To be extra sure about what kind of situation your loved one is in, try to get in touch with them through mobile phone or to contact someone who’s close to them. That’s the only way to tell whether they’re in trouble or not. 

There’s even a possibility that you’ll encounter a “love scam,” in which a scammer will take on the guise of a romantic prospect and gradually charm you into giving them money. Be wary of anyone who is quick to declare romantic feelings for you without knowing you very well and who aggressively demands money from you as validation of your love and loyalty. 

What can you do about scams in Singapore? 

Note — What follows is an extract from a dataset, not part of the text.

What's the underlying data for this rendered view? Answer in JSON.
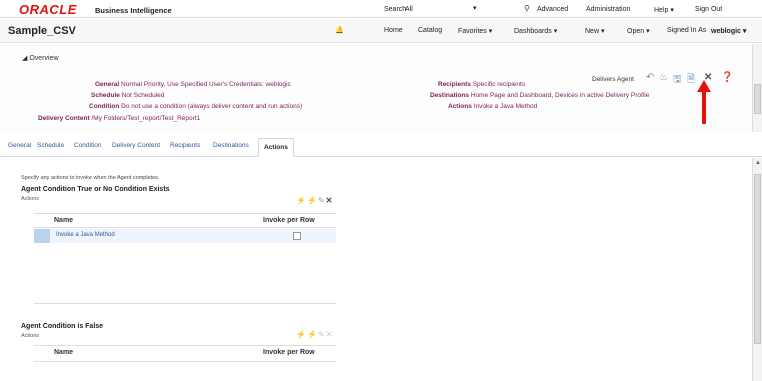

Knowledge and action are the two best weapons to wield against scams in Singapore. To protect yourself and your loved ones from being victimised by any of these scams, remember to do the following:  

  • Guard your personal information closely and make sure that your details are not easy to obtain. Make an effort to update your account PINs and passwords every now and then, and don’t base these on something that a scammer or phisher can easily guess (like your birthday).
  • Be cautious around people who want to rush you or who seem to be pressuring you into giving away your money or personal info. Scammers are most powerful when their victims don’t have full presence of mind, are flustered, or are panicked by the situation.
  • Read up on the most common forms of scams in Singapore and how these are evolving. You should also learn how to report scams and find out whom you should notify when you chance upon any of them. Type “report scam call Singapore” into a search engine and take note of which authorities are responsible. 

Though Singapore is a safe and happy place to live overall, you cannot discount the presence of people who want to take advantage of others. Stop them in their tracks and do your part to prevent the spread of these common scams.